RALLYE OILIBYA DU MAROC: AUTANT EN EMPORTE CHEGAGA…..

  

 

Dans son océan ocre aux vagues de dunes parfois vertigineuses, l’erg de Chegaga a encore ouvert toutes grandes ses portes aux concurrents du Rallye OiLibya du Maroc pour cette quatrieme étape considérée par tous comme la plus éprouvante de cette édition 2010.

 

Deux boucles de 160 kilomètres 100% sable et navigation, où la moindre petite erreur se ‘paie cash’. La preuve, aujourd’hui, par Cyril Despres (KTM 450 Red Bull n°2), leader de la catégorie moto qui a concédé près d’une quart heure, suite à une erreur de navigation…

MOTOS : L’ERREUR DE DESPRES

 

SABLE AU CLAIR !

 

Grosse journée sablonneuse sur le rallye du Maroc ce jeudi. 320 km de spéciale et 200 km de liaison, dans le sud ouest de Zagora,en deux boucles dans l’Erg de Chegaga, autrement dire des dunes, un océan de dunes. Si en automobile, le Team officiel et son leader Stéphane Peterhansel tiennent toujours le haut de la barkhane, dans la catégorie moto, on a pratiquement remis les compteurs à zéro.

Despres et sa KTM ont tout juste quatre minutes d’avance au général sur la Yamaha de Rodrigues et sept minutes sur la KTM de Coma, qui a gagné l’étape. Autrement dit, l’étape de vendredi est le grand règlement de comptes.

Sixième au départ ce matin,Cyril Despres (KTM 450 Red Bull n°2) s’apprêtait à frapper un grand coup lors du deuxième passage dans l’erg de Chegaga.

 

Pointé avec plus de six minutes d’avance sur Marc Coma (KTM 450 n°1) et le Portugais Helder Rodrigues (Yamaha 450 n°8),le leader de l’épreuve se laissa entraîner sur une mauvaise piste à 50 km de l’arrivée de cette quatrieme étape du Rallye OiLibya du Maroc. Concédant, du coup, un quart d’heure à ses principaux rivaux, le pilote français voit désormais fondre son avance au classement général comme neige au soleil et ce, alors qu’il reste deux étapes à disputer dans le grand sud marocain.

 

Quatrième de l’étape derrière son équipier

espagnol Jordi Viladoms (Yamaha 450 n°5), le Français Olivier Pain (Yamaha 450 n°6) cède sa troisième place au général à Marc Coma qui effectue une remontée spectaculaire au général après la pénalité de 30 minutes de mardi.

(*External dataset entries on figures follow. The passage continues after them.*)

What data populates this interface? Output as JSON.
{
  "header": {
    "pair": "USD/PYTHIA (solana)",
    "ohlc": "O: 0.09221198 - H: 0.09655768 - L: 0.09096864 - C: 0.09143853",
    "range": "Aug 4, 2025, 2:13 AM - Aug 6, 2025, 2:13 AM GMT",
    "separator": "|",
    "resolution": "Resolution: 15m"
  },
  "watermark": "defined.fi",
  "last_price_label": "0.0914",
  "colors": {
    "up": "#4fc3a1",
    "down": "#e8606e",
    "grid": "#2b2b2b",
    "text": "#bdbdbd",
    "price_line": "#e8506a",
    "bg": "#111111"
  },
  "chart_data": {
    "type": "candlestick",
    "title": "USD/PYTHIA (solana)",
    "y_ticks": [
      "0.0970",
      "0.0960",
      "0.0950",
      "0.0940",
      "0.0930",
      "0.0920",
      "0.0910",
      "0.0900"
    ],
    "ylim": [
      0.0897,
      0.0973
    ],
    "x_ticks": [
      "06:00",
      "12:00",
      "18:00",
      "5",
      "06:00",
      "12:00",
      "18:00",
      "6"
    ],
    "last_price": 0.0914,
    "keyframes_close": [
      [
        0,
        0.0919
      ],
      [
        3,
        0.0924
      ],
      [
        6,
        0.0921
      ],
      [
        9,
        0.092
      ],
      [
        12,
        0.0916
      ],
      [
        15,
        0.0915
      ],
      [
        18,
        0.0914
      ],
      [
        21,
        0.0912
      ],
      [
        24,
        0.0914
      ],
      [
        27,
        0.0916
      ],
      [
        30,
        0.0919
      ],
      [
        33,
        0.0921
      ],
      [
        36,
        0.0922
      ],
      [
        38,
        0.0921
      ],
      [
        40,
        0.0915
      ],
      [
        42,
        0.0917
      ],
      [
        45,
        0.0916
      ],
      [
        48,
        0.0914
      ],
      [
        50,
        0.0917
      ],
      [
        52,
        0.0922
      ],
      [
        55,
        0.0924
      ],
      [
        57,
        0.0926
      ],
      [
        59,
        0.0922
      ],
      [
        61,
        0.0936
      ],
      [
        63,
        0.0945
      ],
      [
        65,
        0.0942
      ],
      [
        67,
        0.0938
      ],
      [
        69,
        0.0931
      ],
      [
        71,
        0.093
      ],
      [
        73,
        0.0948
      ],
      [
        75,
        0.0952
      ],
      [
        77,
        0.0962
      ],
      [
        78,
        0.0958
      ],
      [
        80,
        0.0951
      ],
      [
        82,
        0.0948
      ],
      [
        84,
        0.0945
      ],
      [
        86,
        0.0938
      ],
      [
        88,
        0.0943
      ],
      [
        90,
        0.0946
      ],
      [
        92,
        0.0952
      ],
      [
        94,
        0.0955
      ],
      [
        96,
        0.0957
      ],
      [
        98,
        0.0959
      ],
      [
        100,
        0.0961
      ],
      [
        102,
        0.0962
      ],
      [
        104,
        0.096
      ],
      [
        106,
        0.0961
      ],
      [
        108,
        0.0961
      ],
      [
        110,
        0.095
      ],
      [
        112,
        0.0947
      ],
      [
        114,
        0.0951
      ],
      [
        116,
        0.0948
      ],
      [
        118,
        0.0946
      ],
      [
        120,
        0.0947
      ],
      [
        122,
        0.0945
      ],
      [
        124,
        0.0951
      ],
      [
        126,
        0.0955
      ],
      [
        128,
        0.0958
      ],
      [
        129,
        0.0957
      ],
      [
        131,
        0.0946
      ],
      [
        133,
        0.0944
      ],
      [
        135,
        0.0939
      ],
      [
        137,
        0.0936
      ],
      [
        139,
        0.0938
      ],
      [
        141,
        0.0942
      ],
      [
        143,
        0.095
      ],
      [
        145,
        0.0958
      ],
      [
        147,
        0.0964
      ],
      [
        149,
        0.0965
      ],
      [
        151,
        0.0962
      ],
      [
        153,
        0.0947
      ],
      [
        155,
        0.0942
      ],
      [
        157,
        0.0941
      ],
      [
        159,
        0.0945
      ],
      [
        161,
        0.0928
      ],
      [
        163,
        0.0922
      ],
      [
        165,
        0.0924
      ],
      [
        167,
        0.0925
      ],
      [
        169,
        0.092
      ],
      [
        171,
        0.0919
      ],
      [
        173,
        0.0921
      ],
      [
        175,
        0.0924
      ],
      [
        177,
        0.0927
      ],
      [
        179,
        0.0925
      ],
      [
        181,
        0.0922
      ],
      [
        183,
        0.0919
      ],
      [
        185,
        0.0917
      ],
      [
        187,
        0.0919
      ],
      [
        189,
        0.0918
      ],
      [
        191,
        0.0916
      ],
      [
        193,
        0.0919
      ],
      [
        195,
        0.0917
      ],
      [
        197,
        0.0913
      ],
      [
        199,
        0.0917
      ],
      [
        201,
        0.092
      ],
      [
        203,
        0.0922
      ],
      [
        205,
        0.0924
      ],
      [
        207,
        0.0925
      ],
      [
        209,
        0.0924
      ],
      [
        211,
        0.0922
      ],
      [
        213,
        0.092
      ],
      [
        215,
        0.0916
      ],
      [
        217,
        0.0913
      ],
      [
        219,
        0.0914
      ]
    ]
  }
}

Mauvaise journée, en revanche, dans le clan BMW où Gonçalves (n°11), Verhoeven (n°9) perdent des minutes précieuses dans le vent et la poussière…

GARDER LE CAP…

Il ya deux dangers dans les étapes de sable à moto. Tomber, ce qui peut  arriver quel que soit le terrain, mais surtout s’égarer. Cyril Despres, qui était largement en avance puisqu’il ya deux jours, Coma avait eu, tout en réalisant le meilleur temps, l’infortune de rater un contrôle de passage et de se prendre trente minutes de pénalité, Cyril a commis l’erreur, s’accrochant à la roue de deux concurrentsVerhoeven (BMW) et Gonçalves (Yamaha).

Il les a suivi quand ils se sont trompés, et il mettra un temps infini à s’en aperçevoir.

C’est simple : avant l’erreur, Despres est pointé avec six minutes d’avance sur Coma et Rodriguez.

Après l’erreur, il est à quinze minutes derrière.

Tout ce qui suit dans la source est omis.